My 'ideals' are showing, no matter that I have long ceased to in believe in 'Progress' and 'Development'. World Governance ... hmmmm.
http://www.pressenza.com/2014/08/opinion-international-relations-u-n-inter-press-service/
best
Phil H
(h/tip to Max, bless him, on a private list.)
Regarding moving, if every industrial society is destined to collapse eventually for lack of energy, including the powers of scarcity industrialism, then the U.S. will be ahead of the curve by collapsing 1st, so maybe this is the place to be, seeing as everyone except for the least developed will have to eventually.

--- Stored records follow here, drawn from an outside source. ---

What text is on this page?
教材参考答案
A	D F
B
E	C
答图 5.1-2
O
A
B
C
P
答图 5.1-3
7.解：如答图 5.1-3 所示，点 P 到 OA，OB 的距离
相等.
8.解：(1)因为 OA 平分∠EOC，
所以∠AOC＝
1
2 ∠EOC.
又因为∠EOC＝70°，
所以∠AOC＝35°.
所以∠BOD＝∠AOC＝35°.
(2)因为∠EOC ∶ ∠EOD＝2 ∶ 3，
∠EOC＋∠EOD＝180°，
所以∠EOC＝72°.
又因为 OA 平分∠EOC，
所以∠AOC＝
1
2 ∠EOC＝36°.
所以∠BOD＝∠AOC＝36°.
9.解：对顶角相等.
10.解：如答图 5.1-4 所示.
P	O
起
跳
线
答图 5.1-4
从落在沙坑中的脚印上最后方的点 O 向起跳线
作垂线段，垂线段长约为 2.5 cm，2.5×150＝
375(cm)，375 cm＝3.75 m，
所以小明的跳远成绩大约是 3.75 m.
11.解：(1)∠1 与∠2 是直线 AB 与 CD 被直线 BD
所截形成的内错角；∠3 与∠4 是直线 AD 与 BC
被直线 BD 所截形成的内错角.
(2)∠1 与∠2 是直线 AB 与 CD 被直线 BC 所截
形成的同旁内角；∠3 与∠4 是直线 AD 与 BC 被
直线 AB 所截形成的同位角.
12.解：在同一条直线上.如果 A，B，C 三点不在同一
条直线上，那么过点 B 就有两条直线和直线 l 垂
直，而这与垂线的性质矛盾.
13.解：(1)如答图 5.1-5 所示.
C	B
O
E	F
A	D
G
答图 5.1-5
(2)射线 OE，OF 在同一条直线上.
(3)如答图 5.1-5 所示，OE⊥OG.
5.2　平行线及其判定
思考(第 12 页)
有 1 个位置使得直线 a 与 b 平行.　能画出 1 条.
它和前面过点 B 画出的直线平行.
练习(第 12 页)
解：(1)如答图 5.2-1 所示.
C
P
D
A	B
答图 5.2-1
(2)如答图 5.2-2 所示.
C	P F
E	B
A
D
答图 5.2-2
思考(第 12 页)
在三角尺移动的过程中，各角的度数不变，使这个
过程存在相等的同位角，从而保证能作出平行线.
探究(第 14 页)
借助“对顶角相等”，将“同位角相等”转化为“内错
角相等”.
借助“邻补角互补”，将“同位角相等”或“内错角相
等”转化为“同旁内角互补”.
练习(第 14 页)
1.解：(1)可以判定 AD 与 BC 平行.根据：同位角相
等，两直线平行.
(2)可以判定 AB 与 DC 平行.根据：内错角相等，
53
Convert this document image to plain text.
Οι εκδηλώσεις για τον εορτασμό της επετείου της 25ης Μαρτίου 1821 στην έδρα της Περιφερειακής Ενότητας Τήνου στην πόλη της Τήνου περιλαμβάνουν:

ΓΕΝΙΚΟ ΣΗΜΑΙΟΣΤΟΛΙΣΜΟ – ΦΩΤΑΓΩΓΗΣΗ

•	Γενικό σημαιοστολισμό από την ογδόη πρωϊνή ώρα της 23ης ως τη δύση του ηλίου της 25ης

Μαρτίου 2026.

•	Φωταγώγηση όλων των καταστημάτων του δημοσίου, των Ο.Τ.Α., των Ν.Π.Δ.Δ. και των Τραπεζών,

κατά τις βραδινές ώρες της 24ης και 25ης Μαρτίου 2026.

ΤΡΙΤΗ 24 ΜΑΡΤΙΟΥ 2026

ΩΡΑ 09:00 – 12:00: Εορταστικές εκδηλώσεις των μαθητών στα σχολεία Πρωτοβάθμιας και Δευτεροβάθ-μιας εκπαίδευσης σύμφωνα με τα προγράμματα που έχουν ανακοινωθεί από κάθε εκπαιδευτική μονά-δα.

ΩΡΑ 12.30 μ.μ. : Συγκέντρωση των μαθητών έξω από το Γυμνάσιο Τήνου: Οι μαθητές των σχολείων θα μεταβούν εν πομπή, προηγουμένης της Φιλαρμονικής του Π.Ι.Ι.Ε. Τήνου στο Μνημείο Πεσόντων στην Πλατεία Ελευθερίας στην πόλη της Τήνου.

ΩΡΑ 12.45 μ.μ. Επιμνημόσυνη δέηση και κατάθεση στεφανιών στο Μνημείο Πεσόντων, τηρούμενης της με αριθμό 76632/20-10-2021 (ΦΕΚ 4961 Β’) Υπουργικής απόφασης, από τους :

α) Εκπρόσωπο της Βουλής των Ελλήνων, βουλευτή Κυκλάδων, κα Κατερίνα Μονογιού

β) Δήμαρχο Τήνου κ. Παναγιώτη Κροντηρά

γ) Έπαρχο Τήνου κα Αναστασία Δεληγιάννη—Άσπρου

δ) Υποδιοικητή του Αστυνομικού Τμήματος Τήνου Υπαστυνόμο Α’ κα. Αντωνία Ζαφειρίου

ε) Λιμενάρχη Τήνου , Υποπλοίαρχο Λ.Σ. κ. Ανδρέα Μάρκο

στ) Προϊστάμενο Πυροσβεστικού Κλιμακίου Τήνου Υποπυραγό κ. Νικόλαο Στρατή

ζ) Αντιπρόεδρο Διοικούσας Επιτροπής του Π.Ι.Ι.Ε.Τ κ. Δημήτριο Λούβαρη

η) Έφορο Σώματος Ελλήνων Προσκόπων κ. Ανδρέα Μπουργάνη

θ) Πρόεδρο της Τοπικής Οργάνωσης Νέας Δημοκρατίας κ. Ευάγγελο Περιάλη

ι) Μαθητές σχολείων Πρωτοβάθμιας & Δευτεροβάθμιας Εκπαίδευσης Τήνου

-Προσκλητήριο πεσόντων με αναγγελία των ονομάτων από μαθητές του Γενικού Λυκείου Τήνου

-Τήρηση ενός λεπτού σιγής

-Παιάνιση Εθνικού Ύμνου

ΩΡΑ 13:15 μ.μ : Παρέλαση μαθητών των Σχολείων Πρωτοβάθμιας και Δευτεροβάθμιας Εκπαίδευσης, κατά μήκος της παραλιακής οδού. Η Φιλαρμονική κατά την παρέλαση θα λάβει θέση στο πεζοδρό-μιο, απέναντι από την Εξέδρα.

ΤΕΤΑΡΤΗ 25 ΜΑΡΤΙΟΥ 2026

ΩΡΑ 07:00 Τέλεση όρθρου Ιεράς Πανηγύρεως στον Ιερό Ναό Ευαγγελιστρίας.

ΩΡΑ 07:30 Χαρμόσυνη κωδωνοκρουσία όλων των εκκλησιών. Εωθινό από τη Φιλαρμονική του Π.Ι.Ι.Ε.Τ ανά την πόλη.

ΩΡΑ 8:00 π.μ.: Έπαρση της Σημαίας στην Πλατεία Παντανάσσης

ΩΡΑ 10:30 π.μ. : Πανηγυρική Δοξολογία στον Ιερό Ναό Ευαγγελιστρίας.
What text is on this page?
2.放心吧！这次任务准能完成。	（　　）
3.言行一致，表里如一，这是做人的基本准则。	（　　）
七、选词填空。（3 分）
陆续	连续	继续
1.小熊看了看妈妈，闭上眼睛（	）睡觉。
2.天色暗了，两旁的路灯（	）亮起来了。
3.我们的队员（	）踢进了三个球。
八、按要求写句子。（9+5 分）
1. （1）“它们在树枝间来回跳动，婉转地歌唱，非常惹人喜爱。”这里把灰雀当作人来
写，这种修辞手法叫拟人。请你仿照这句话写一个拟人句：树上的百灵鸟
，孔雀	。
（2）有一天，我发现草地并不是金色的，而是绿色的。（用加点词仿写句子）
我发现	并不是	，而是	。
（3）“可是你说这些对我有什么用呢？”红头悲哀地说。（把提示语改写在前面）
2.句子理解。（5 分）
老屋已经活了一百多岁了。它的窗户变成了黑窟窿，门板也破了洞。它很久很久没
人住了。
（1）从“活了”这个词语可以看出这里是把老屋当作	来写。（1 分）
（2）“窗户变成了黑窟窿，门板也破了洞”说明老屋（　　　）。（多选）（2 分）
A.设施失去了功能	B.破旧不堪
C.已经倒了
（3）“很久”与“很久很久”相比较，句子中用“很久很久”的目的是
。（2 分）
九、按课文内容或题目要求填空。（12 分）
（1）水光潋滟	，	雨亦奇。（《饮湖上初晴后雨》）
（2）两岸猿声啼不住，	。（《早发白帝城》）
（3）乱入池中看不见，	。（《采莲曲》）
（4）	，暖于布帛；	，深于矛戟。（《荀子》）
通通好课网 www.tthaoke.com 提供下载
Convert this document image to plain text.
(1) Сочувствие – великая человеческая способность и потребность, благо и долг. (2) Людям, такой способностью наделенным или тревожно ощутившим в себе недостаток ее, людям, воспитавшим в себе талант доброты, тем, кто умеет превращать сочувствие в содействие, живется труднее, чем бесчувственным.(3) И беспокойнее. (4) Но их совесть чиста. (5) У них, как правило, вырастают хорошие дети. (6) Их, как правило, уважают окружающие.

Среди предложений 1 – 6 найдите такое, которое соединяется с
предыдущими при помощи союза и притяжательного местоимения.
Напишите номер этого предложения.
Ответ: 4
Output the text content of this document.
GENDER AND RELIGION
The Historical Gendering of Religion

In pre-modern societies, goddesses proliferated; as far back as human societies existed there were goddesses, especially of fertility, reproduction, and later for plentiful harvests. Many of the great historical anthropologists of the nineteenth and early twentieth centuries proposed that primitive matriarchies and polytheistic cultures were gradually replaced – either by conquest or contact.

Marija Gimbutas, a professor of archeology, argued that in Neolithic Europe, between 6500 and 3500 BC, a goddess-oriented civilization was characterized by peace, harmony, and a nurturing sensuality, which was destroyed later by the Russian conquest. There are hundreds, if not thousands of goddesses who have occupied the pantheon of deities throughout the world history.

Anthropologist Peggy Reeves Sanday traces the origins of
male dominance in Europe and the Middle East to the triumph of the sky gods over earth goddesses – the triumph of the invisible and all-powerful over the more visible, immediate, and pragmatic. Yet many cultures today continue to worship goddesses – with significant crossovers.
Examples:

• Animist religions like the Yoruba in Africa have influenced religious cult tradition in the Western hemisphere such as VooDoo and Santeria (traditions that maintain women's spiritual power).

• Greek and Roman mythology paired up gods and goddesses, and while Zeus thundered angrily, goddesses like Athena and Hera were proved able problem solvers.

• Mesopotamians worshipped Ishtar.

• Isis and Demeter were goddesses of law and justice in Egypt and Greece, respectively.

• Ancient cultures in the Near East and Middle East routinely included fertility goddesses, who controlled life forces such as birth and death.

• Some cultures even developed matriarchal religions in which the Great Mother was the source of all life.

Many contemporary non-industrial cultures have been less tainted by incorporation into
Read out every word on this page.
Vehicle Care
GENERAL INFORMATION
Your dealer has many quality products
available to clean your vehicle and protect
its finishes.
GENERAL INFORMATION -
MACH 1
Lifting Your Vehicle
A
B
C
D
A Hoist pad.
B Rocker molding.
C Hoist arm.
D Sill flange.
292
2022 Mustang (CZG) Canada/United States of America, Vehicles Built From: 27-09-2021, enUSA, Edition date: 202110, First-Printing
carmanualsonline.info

Regarding the generational issue, I'm a part of a cusp/bust generation, gen x, and I feel like I straddle two worlds. The 1990s world that I came of age seems like a distant memory and an embarrassment, yet I won't be able to ride the remnants of postwar prosperity to death like the boomers and silent generation. I was blessed to be the last generation to grow up without the internet, the internet not becoming widespread until after I graduated high school.
@Shane Wilson, re: a clarification.
I have no idea if my reference to the South inspired your rather label-filled rant or not, but I just wanted to clarify that in my post I was thinking of numbers, as in highest number of minorities. The South contains 7 of the 10 top 10 cities for African Americans, and Texas alone contains 4 of the top 10 cities for Hispanics. Therefore, in my line of reasoning, the places that have the highest concentrations of minorities are more likely to see increase race conflicts. This does not mean that other places in the country won't see racial troubles, but lower concentrations and more space probably means there will be fewer of them. The nature of the internet communication may have obscured my reasoning, but that is largely the place I was coming from.
Just as an aside, my brother was born in OK, I attended high school there, and I currently have two brothers in TX, a father in OK, and a variety of other relatives scattered throughout the Deep South. I am not a stranger there and my observation has been that the races are still largely segregated. That won't help matters when temps are high and supplies are running short.
Shane Wilson, I've lived in the Midwest most of my life, and I can't say that I've ever heard or seen the word archaic used to describe the Midwest or its accent. May I assume you are not American? Permanent European-American settlement did not occur in the Midwest until the first several decades of the 19th century (even later in the century in the Midwest's westernmost regions). You write about the Midwestern accent as if it were somehow extant when Euro-American settlement began, as if it developed alongside the English of, say, East Anglia or even Jamestown, and not centuries later.
You've given me a reminder of how easy it is not to grasp the nuances of another nation, how difficult it is to get out from behind the wall of one's own cultural suppositions. You've given me a glimpse of how off-base Americans, for example, must sound when trying to describe the subtleties of British history.